Bagaimana mungkin seorang wanita harus belajar bila dia dilarang untuk berbicara ? Bagaimana wanita berkembang secara intelektual bila dia diwajibkan untuk dalam keadaan berserah diri total ? Bagaimana dia dapat memperluas wawasannya bila satu-satunya sumber informasi hanyalah suaminya di rumahnya ?
Nah, agar adil, kita harus bertanya: Apakah posisi Al Qur’an berbeda ? Satu cerita pendek yang diceriterakan dalam Al Qur’an meringkaskan posisi Al Qur’an. Khawla adalah seorang wanita Muslim yang suaminya Aws pada saat marah telah mengucapkan kata-kata ini: "Bagiku engkau adalah seperti punggung ibuku." Orang Arab jahiliyah menganggap kata-kata ini sebagai kata perceraian yang membebaskan orang laki-laki dari tanggung jawab perkawinannya tetapi tidak menjadikan wanita bebas untuk meninggalkan rumah suaminya atau untuk menikahi orang lain. Sesudah mendengar kata-kata ini dari suaminya, Khawla merasa tidak senang. Dia langsung pergi ke Nabi Muhammad SAW untuk mengadukan halnya. Nabi berpendapat agar dia bersabar karena tampaknya tidak ada jalan keluarnya. Khawla tetap mempermasalahkannya dengan Nabi dalam usahanya untuk menyelamatkan perkawinannya yang tergantung. Tidak lama kemudian Al Qur’an pun campur tangan; tuntutan Khawla diterima. Putusan suci menghapuskan kebiasaan yang tidak adil ini. Satu surat penuh (Surat 58) dari Al Qur’an yang berjudul "Al Mujadilah" atau "Wanita yang Menggugat" mengabadikan peristiwa ini,
"Sesungguhnya Allah telah mendengar perkataan wanita yang mengajukan gugatan kepada kamu tentang suaminya, dan mengadukannya kepada Allah. Dan Allah mendengar soal tanya jawab antara kamu berdua.

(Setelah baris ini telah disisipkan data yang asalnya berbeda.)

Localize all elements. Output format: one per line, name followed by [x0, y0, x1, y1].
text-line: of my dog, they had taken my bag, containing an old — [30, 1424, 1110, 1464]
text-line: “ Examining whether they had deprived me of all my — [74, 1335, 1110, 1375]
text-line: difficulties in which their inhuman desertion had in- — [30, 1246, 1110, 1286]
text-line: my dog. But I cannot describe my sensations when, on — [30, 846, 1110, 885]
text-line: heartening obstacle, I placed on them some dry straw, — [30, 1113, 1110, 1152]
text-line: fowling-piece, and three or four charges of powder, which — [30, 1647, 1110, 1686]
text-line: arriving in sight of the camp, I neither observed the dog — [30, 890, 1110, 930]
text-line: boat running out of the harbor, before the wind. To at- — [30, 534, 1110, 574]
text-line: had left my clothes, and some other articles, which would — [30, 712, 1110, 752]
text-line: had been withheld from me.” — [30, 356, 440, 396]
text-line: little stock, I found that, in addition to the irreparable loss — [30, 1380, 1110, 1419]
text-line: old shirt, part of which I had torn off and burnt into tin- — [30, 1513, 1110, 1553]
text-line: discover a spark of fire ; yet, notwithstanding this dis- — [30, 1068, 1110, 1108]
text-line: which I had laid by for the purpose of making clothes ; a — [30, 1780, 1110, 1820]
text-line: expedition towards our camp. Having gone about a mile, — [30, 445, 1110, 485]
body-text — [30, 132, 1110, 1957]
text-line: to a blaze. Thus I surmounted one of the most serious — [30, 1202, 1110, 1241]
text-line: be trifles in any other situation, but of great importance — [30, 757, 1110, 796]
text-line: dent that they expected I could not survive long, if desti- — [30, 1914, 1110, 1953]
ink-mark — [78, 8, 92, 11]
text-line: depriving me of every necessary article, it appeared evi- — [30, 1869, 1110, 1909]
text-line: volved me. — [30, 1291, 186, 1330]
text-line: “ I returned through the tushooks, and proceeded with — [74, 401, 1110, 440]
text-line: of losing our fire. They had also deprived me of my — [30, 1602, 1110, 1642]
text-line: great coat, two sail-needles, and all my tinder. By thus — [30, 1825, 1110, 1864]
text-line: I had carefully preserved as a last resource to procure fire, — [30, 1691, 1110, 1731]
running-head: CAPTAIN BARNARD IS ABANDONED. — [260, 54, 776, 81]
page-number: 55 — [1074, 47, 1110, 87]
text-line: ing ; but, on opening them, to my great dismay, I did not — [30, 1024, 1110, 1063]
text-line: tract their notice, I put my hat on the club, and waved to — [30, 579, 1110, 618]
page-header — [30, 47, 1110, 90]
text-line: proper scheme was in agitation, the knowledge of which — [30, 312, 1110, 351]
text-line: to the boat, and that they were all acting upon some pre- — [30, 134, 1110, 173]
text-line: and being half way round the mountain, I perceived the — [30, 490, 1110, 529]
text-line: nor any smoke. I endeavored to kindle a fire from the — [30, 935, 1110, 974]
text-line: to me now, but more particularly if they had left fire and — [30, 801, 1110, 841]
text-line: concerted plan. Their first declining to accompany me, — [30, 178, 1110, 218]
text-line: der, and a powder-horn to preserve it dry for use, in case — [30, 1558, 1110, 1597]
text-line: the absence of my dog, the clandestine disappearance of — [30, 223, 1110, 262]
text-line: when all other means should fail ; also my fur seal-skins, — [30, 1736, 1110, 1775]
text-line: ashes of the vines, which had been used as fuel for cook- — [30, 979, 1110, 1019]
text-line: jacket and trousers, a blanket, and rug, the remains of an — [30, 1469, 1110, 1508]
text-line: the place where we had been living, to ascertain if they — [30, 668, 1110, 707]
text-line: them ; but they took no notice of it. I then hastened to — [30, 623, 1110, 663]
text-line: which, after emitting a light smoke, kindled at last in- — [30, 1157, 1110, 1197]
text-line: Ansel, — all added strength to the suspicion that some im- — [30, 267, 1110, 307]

Sesungguhnya Allah Maha Mendengar lagi Maha Melihat" (58 : 1).
Dalam konsep Al Qur’an seorang wanita memiliki hak untuk memperdebatkan atau membantah bahkan terhadap Nabi sekalipun. Tidak ada seorangpun berhak memerintahkan wanita untuk diam. Wanita tidak berwajib apapun untuk menganggap suaminya sebagai satu- satunya acuan atau rujukan dalam hal hukum dan agama.